Il n’est pas dit que celles-ci, qui sont récurrentes dans la fantasy, soient neutres. Bien que J.R.R. Tolkien, l’auteur du Seigneur des Anneaux, ait été un antifasciste convaincu et un ennemi résolu de l’antisémitisme, comme le montre par exemple Sébastien Fontenelle dans son Tolkien contre les machines. Écologie et antifascisme en Terre du Milieu (Lux, 2025), il n’empêche que cet univers est largement réapproprié par l’extrême droite ce qui pourrait suggérer qu’une partie de la représentation, y compris cinématographique, souffre d’ambiguïtés. Aux Etats-Unis, c’est l’animateur et humoriste Jon Stewart qui avait alerté sur des tropes antisémites dans la saga de films Harry Potter, où les gobelins qui dirigent la banque Gringotts auraient, selon lui, beaucoup de points de similitudes avec les caricatures faites des Juifs dans la littérature antisémite. Pour revenir au Witcher, le wiki Sorceleur explique par exemple ce qui différencie les gnomes : “tout se joue sur la taille du nez : les gnomes ont des nez exceptionnellement longs, deux fois plus longs que ceux des humains et des nains”, une description qui laisse un goût amer lorsque l’on sait que sur Tiktok, par exemple, le terme “gnome” a servi, depuis plusieurs années, de langage codé aux néonazis américains pour désigner les Juifs. Etant donné que la fantasy est un genre bourré de tropes hérités de mythologies européennes, certains d’entre eux peuvent être ambigus même si l’artiste en lui même n’a pas d’intention antisémite.

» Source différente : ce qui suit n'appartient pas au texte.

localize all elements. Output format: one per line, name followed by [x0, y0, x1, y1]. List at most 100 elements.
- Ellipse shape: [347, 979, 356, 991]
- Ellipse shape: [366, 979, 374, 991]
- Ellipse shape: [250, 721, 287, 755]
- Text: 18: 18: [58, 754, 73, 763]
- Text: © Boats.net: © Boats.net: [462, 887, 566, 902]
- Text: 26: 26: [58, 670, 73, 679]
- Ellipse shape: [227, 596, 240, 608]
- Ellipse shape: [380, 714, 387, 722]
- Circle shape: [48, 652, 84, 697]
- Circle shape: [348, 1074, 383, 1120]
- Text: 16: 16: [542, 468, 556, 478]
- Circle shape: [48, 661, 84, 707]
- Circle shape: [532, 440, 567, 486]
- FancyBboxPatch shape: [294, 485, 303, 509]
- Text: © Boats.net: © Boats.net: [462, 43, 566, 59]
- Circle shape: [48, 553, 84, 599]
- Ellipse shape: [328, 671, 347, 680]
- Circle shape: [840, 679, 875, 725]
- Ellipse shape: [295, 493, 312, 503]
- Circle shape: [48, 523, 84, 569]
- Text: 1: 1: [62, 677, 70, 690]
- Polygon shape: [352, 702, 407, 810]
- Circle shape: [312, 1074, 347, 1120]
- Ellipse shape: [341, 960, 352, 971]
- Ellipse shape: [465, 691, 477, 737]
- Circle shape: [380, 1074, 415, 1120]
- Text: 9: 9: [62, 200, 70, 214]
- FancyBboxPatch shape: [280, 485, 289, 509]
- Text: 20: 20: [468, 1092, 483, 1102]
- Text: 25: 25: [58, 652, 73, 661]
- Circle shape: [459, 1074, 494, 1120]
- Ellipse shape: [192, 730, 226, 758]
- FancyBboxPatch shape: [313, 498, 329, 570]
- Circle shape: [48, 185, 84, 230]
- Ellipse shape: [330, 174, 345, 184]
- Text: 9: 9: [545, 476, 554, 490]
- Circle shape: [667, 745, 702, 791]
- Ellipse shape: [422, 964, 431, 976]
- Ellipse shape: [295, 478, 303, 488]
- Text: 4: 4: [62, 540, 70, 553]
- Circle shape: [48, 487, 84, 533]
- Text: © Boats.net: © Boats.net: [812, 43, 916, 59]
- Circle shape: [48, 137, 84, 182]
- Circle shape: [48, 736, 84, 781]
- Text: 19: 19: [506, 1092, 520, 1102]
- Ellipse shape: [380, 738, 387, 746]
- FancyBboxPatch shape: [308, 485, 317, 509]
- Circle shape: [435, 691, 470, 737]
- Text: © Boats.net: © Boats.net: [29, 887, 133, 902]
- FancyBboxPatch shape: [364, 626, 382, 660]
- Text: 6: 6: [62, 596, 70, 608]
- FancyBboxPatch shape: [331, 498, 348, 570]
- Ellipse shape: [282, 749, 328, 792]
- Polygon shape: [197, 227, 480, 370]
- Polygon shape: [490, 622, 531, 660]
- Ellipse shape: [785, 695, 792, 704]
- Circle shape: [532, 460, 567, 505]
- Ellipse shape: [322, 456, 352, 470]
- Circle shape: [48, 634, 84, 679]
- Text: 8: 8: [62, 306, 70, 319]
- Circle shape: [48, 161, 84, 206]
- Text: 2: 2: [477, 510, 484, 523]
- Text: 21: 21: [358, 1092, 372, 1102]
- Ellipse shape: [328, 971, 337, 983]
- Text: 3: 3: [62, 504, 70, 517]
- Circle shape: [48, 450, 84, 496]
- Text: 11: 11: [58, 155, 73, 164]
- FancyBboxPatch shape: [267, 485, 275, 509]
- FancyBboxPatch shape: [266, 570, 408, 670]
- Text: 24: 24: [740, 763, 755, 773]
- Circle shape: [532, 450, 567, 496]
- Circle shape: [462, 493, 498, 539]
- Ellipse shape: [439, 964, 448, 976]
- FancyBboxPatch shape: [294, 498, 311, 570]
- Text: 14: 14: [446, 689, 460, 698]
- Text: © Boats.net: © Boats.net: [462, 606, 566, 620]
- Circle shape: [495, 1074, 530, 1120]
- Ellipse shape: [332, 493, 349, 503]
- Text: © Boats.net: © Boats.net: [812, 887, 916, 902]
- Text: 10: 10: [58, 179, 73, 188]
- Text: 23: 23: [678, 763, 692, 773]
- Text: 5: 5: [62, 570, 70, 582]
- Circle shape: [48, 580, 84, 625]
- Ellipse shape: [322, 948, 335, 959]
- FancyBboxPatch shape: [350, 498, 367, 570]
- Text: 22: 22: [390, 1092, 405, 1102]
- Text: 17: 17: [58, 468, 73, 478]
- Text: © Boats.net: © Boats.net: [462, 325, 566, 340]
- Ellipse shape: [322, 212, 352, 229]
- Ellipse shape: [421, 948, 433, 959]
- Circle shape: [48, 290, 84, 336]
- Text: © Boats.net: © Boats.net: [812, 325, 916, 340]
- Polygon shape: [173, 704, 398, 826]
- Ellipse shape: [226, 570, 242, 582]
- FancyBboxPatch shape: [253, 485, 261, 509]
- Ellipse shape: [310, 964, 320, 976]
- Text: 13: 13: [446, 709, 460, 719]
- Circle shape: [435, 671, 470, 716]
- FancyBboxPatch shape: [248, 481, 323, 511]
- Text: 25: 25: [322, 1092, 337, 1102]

The Witcher 3, tout comme les volets I et II, offrent avant tout une incroyable expérience ludique et fantastique, mais ils fonctionnent aussi comme une représentation critique – bien que parfois ambiguë par la reproduction de certains clichés qu’ils prétendent dénoncer – des dynamiques historiques de l’Europe médiévale et moderne. À travers la discrimination systémique subie par les non-humains, qui servent de bouc-émissaires dans univers en proie aux guerres, le jeu illustre les mécanismes de marginalisation, de stéréotypes et de violences qui ont touché les minorités, en particulier les populations juives. En s’inspirant de l’histoire polonaise et européenne, CD Projekt Red a participé à la transmission de la mémoire des persécutions et des pogroms, dans un moment de fort révisionnisme en Pologne.